Erschließung Graf-Eberhard-Straße

Das Gebiet nördlich vom Schlosshof soll überplant werden. Dieser Teil der Straße wurde noch nie erschlossen. Für das Gebiet zwischen der Graf-Eberhard-Straße und der Schulstraße sollen zwei eigenständige Bebauungspläne aufgestellt werden. Damit soll ein Rahmen für zukünftige, bedarfsgerechte Schritte geschaffen werden.

Das fand die Zustimmung des Gemeinderats.

Stadtkernentwicklung

Ein weiterer erfreulicher Tagesordnungspunkt, dem der Gemeinderat zustimmte: Für den „Luna-Park“ hat sich ein Investor gefunden, der die Bebauung mit zwei Gebäuden vorsieht, die u.a. 24 Wohnungen beinhalten. Er sieht nach dem Erwerb eine zeitnahe Bebauung vor. Wenn mit der Stadt Einigkeit über das Konzept hergestellt ist, könnte der Verkauf erfolgen.

Stromkonzession

Unstrittig war der Beschluss des Auftrags an BM Troll, den auslaufenden Stromkonzessionsvertrag nach erfolgter Ausschreibung bzw. Interessenbekundung mit der Netze BW GmbH erneut abzuschließen. Netze BW war einziger Bewerber und hat bereits in den letzten Jahren das Stromnetz der Stadt Heimsheim betrieben.

Fremdwasserbeseitigungskonzept

Im Heimsheimer Abwassernetz ist zu viel Fremdwasser. Das ist Wasser, das nicht im eigentlichen Sinn „Abwasser“ ist, z.B. Regenwasser und Wasser aus privaten Hausdrainagen. Die akuten Schadstellen in der Kanalisation sollen in diesem Jahr behoben werden. Entsprechende Mittel stehen im Haushalt bereit. Auch dieses Vorhaben wird vom Gemeinderat unterstützt.

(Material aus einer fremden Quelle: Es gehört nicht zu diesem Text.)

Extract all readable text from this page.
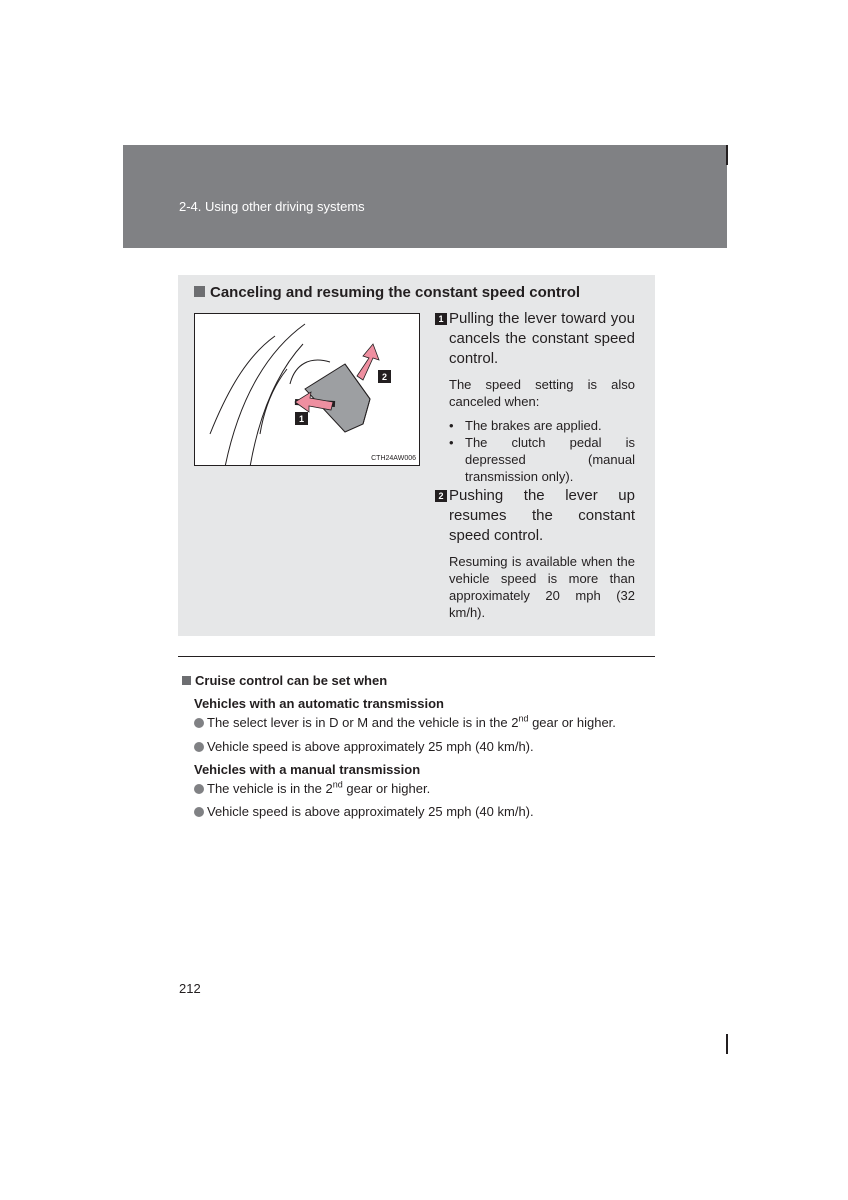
2-4. Using other driving systems
Canceling and resuming the constant speed control
2
1
CTH24AW006
1 Pulling the lever toward you cancels the constant speed control.
The speed setting is also canceled when:
• The brakes are applied.
• The clutch pedal is depressed (manual transmission only).
2 Pushing the lever up resumes the constant speed control.
Resuming is available when the vehicle speed is more than approximately 20 mph (32 km/h).
Cruise control can be set when
Vehicles with an automatic transmission
The select lever is in D or M and the vehicle is in the 2nd gear or higher.
Vehicle speed is above approximately 25 mph (40 km/h).
Vehicles with a manual transmission
The vehicle is in the 2nd gear or higher.
Vehicle speed is above approximately 25 mph (40 km/h).
212
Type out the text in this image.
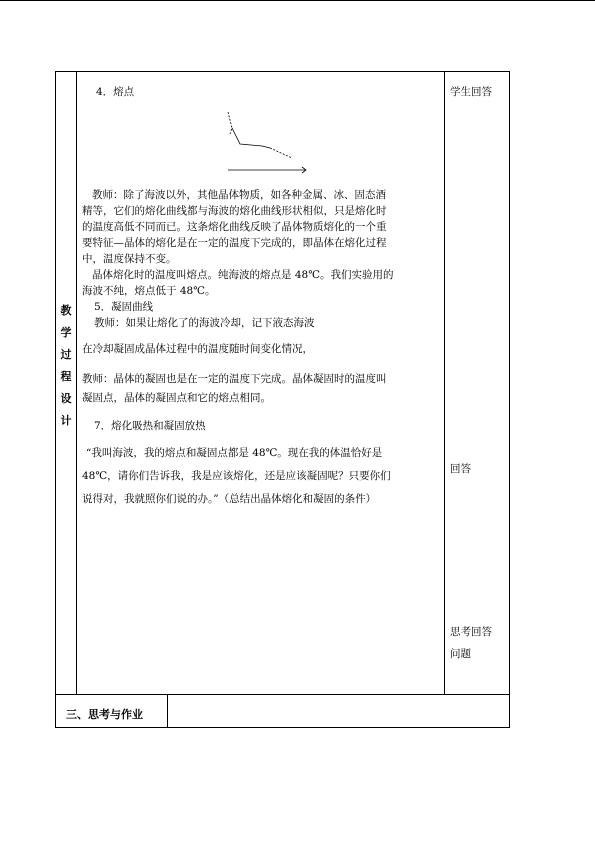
教
学
过
程
设
计
4．熔点
教师：除了海波以外，其他晶体物质，如各种金属、冰、固态酒
精等，它们的熔化曲线都与海波的熔化曲线形状相似，只是熔化时
的温度高低不同而已。这条熔化曲线反映了晶体物质熔化的一个重
要特征—晶体的熔化是在一定的温度下完成的，即晶体在熔化过程
中，温度保持不变。
晶体熔化时的温度叫熔点。纯海波的熔点是 48℃。我们实验用的
海波不纯，熔点低于 48℃。
5．凝固曲线
教师：如果让熔化了的海波冷却，记下液态海波
在冷却凝固成晶体过程中的温度随时间变化情况，
教师：晶体的凝固也是在一定的温度下完成。晶体凝固时的温度叫
凝固点，晶体的凝固点和它的熔点相同。
7．熔化吸热和凝固放热
“我叫海波，我的熔点和凝固点都是 48℃。现在我的体温恰好是
48℃，请你们告诉我，我是应该熔化，还是应该凝固呢？只要你们
说得对，我就照你们说的办。”（总结出晶体熔化和凝固的条件）
学生回答
回答
思考回答
问题
三、思考与作业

Installation intelligenter Heizungskörperthermostate

Allein der Einbau dieser Thermostate in den städtischen Gebäuden (vorgesehen in den Sommerferien) erbringt eine jährliche Einsparung von mehr als 25.000 € – auch ein klarer Fall für Zustimmung.

Planung einer alternativen Heizungsanlage für die Ludwig-Uhland-Schule

Jährliche Reparaturkosten von 20.000 – 70.000 € legen Überlegungen zum Ersatz dieser Heizung nahe. Die Verwaltung stellte ein attraktives Angebot für eine Hackschnitzelanlage vor, die mit dem Baumschnitt und mit Biomasse aus Pflegearbeiten des Bauhofs „gefüttert“ wird. Das Lehrschwimmbecken könnte als Heiz- und Lagerraum genutzt werden. Die Wärmeversorgung der Schule kann so langfristig, wirtschaftlich und zukunftssicher aufgestellt werden.

Der Gemeinderat hat der weiteren Planung zugestimmt.

Auftragsvergabe zur Verfahrensbegleitung der Baumaßnahmen Ludwig-Uhland-Schule

Es ist das wohl größte Sanierungs- und Bauvorhaben, das Heimsheim jemals stemmen musste. Dafür braucht es externe Professionalität zur Begleitung des Verfahrens. Dem entsprechenden Antrag hat der Gemeinderat zugestimmt.

Fragen?

Fragen der Gemeinderatsmitglieder schließen die Sitzung ab:

  • Nutzung des Lerchenrain-Kindergartens für Schule?
  • Sachstand Brandschutz Rathaus?
  • Präzisierung der Frage aus der letzten Sitzung, ob es Beschäftigten der Stadt untersagt ist, mit Mitgliedern des Gemeinderats über Gemeinderatsangelegenheiten zu reden.